Top scorers were again two overseas players. Opener Don Manuwelge from Sri Lanka with a patient 82, who played the sheet anchor role,and Finn Allen from New Zealand with 95 in much quicker time, including fifteen fours and two sixes. Slow left armer Logan had a good long spell and had 3-63 in twenty two overs. The highlight of the day however was a wicket for teenage debutant Alec Drury from Driffield who has joined the Yorkshire Academy this season. He is an off spinner and  took some punishment but stuck to his task well and had Brookes stumped by Hodd to be warmly congratulated by his team mates.

                                Play in progress at High Wycombe

MCC Young Cricketers were all out for 362 and the second day saw a glut of runs, in fact a total of 555 were scored in the day. It didn't look that good in the first hour when Yorkshire lost three wickets for 53 after Callis, Tattersall and Ainsley were all out cheaply. Will Rhodes, who already has a big hundred against Lancashire seconds this season, did it again with a splendid performance. He put on 196 in partnership with Ryan Gibson who went for 71 and then 112 with Andrew Hodd before Rhodes was finally out for 147. He looked very dejected as he walked off, obviously thinking 200 was well within his reach.
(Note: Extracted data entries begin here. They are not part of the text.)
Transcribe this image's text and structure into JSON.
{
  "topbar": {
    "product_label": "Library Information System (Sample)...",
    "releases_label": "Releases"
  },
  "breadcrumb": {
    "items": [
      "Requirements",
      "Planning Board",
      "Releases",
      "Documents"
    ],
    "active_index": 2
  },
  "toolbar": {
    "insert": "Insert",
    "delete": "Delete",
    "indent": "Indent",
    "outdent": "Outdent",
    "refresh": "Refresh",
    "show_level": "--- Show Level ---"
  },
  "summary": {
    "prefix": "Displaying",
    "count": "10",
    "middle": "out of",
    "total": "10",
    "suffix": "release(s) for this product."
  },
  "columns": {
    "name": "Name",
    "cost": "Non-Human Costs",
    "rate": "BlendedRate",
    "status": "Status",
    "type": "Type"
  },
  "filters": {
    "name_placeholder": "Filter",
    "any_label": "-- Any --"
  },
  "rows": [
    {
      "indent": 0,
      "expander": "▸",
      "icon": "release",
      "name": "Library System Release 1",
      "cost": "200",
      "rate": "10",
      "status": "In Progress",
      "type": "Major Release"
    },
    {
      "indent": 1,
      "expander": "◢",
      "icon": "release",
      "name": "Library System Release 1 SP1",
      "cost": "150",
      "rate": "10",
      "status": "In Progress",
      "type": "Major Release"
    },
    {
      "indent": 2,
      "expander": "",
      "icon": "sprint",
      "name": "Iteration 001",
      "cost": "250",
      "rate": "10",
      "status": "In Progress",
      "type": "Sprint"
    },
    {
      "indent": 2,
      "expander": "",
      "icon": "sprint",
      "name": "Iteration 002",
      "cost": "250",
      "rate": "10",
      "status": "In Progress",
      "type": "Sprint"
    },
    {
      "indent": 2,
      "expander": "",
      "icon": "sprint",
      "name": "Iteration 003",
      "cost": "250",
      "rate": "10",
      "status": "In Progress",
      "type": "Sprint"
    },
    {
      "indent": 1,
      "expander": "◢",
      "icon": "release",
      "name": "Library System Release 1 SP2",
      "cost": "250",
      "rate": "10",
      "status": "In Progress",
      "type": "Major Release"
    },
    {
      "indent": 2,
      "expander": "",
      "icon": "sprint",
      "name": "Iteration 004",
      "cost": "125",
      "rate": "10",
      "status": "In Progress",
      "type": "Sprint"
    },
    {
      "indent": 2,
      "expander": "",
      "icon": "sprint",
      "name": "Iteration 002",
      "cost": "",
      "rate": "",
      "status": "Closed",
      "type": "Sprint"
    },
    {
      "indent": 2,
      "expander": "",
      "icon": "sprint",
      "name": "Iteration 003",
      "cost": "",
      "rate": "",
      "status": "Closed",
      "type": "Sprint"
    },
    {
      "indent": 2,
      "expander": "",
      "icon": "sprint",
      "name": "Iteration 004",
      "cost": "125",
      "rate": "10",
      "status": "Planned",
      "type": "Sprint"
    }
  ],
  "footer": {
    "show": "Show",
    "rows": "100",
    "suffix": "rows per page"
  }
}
Disconsolate Will Rhodes walks off with 147

The entertainment did not stop there as the lively Hodd pulled out every trick in the book, reverse sweeps, little dabs, he was so quick on his feet the bowlers did not know what to do. Sadly he fell just short of a century, going for a mid-wicket six, which would have taken him to 99, he was caught on the boundary edge. Young Drury was unfortunately out for a duck, then enter Josh Shaw who took centre stage. He savaged the bowling to every part of the field and beyond, launching sixes into the main road and completely dominating the shell shocked bowlers. He reached a maiden century off just 86 balls and hit ten fours and five sixes. Yorkshire immediately declared on 526-8 which was just eight runs short of their all time second eleven record score of 534-5 against Lancashire at Stamford Bridge in 2003.

                                Josh Shaw reaches his century

We travelled home on Friday, missing the last day when Ben Curran dominated the proceedings with 192 and MCCYC were finally all out for 390. Four more wickets for Logan and three more for Drury, but time was running out and Yorkshire needed 227 from only 22 overs. They went for the runs from the start but gave up the chase on 121-5 in the seventeenth over. An honourable draw which provided splendid entertainment throughout, even if the cold wind never really went away.